Handlerowie prowadzili w USA niewielką rodzinną firmę Mattel wytwarzającą ramki do zdjęć. Ramki sprzedawały się kiepsko, więc właściciele wymyślili, żeby z plastikowych odpadów produkcyjnych robić mebelki dla lalek. Po kilku miesiącach okazało się, że mebelki dają więcej zysku, więc szefowie Mattel zmienili branżę. Postawili na zabawki dla dzieci.
 

 

Ruth Handler pochodziła z rodziny polskich Żydów, którzy na początku XX w. wyemigrowali do Ameryki. Lubiła obserwować, jak jej córka Barbara oraz liczne kuzynki wspólnie się bawią. W połowie lat 50. w sklepach dla dzieci sprzedawane były tylko lalki przypominające niemowlęta. Małe dziewczynki mogły je niańczyć, naśladując swą mamę. Ruth zauważyła, że kilkulatki bardzo często obsadzają swe zabawki w dorosłych rolach. To był impuls – dlaczego nie zrobić lalki, która będzie przypominać dojrzałą kobietę, włącznie z budową ciała? Gdy kilka lat później zobaczyła w Europie Lilli, wiedziała już, jak ma ona wyglądać.

Trendy lala 

Barbie – nazwana od zdrobnienia imienia córki Ruth, Barbary – zadebiutowała na targach zabawek w Nowym Jorku 9 marca 1959 r. Kosztowała 3 dol. Nie od razu odniosła sukces. Odezwały się głosy obrońców moralności, którym się kojarzyło. Pierwsze egzemplarze, które nadeszły z Japonii – wtedy kraju taniej siły roboczej – miały na przykład sutki, które ostatecznie usunięto (Handlerowie odcięli je nożykiem i odesłali z powrotem do dostawcy).

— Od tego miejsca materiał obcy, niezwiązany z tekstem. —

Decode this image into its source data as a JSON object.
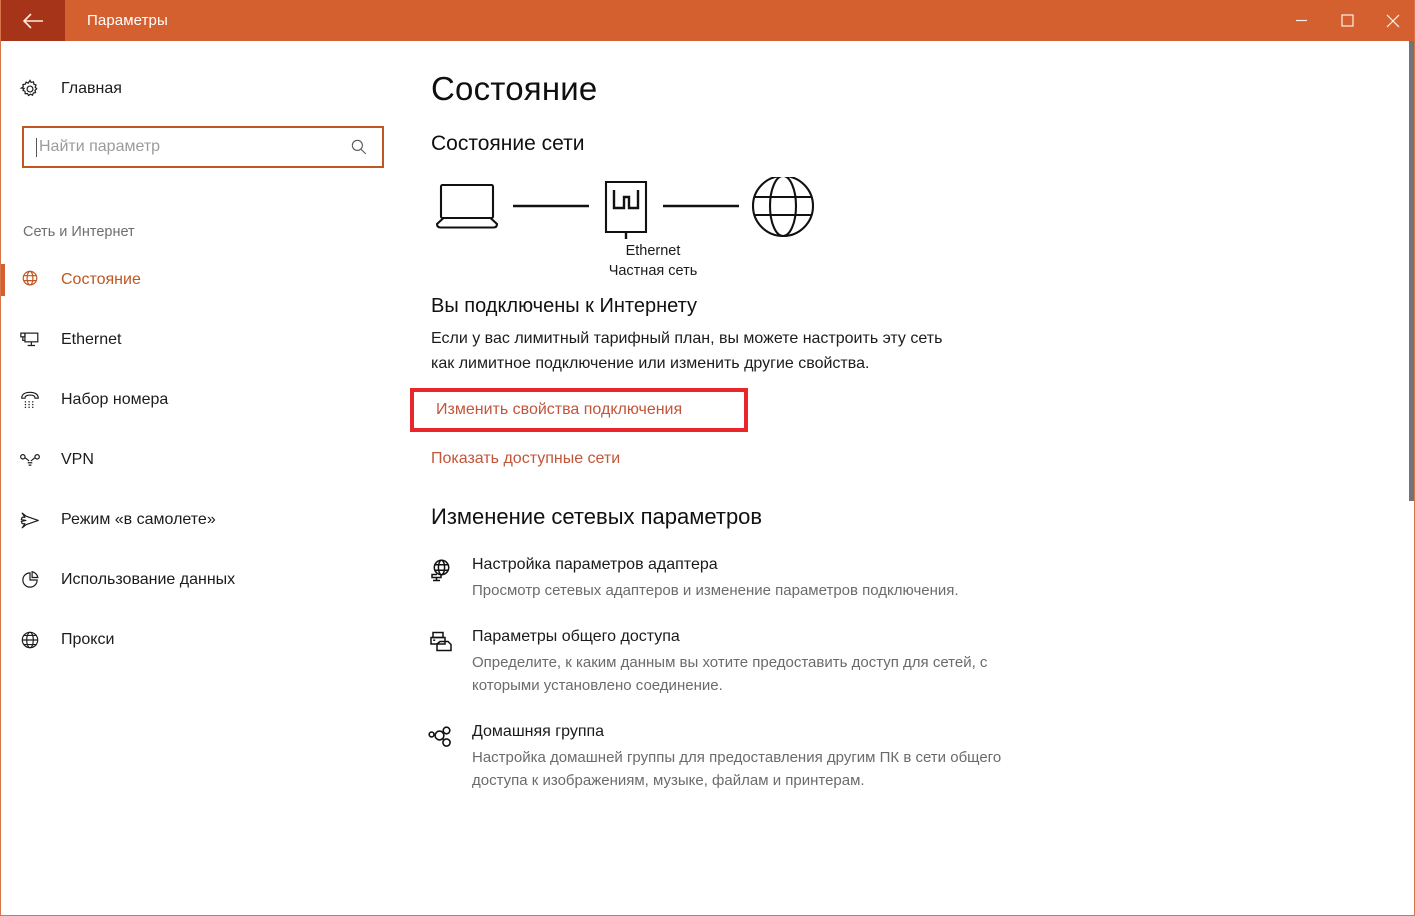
{
  "colors": {
    "titlebar": "#d4602f",
    "back_button": "#a63419",
    "accent": "#c05621",
    "highlight_border": "#e8262c",
    "link": "#c2553a"
  },
  "titlebar": {
    "back_icon": "back-arrow-icon",
    "title": "Параметры",
    "minimize_label": "minimize-icon",
    "maximize_label": "maximize-icon",
    "close_label": "close-icon"
  },
  "sidebar": {
    "home": {
      "icon": "gear-icon",
      "label": "Главная"
    },
    "search": {
      "value": "",
      "placeholder": "Найти параметр",
      "icon": "search-icon"
    },
    "group_label": "Сеть и Интернет",
    "items": [
      {
        "icon": "globe-status-icon",
        "label": "Состояние",
        "selected": true
      },
      {
        "icon": "ethernet-icon",
        "label": "Ethernet",
        "selected": false
      },
      {
        "icon": "dialup-phone-icon",
        "label": "Набор номера",
        "selected": false
      },
      {
        "icon": "vpn-icon",
        "label": "VPN",
        "selected": false
      },
      {
        "icon": "airplane-icon",
        "label": "Режим «в самолете»",
        "selected": false
      },
      {
        "icon": "data-usage-icon",
        "label": "Использование данных",
        "selected": false
      },
      {
        "icon": "proxy-globe-icon",
        "label": "Прокси",
        "selected": false
      }
    ]
  },
  "main": {
    "page_title": "Состояние",
    "section_title": "Состояние сети",
    "diagram": {
      "device_icon": "laptop-icon",
      "adapter_icon": "ethernet-port-icon",
      "internet_icon": "globe-icon",
      "adapter_name": "Ethernet",
      "adapter_subtitle": "Частная сеть"
    },
    "status_heading": "Вы подключены к Интернету",
    "status_description": "Если у вас лимитный тарифный план, вы можете настроить эту сеть как лимитное подключение или изменить другие свойства.",
    "link_change_properties": "Изменить свойства подключения",
    "link_show_networks": "Показать доступные сети",
    "change_settings_heading": "Изменение сетевых параметров",
    "settings": [
      {
        "icon": "adapter-globe-icon",
        "title": "Настройка параметров адаптера",
        "description": "Просмотр сетевых адаптеров и изменение параметров подключения."
      },
      {
        "icon": "sharing-printer-folder-icon",
        "title": "Параметры общего доступа",
        "description": "Определите, к каким данным вы хотите предоставить доступ для сетей, с которыми установлено соединение."
      },
      {
        "icon": "homegroup-icon",
        "title": "Домашняя группа",
        "description": "Настройка домашней группы для предоставления другим ПК в сети общего доступа к изображениям, музыке, файлам и принтерам."
      }
    ]
  }
}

Kobiece krągłości jednak pozostały, a już po kilku latach Barbie stała się rynkowym przebojem. Do firmy Mattel popłynęła rzeka pieniędzy, czyniąc z niej najpotężniejszą firmę zabawkarską świata. Kluczem do sukcesu okazały się setki sprzedawanych oddzielnie dodatków – ubranek, butów, mebli, domków, zwierzątek, samochodów itp. Pojawili się inni członkowie rodziny, a w 1961 r. Barbie poznała chłopaka Kena (nazwanego tak od imienia syna państwa Handlerów).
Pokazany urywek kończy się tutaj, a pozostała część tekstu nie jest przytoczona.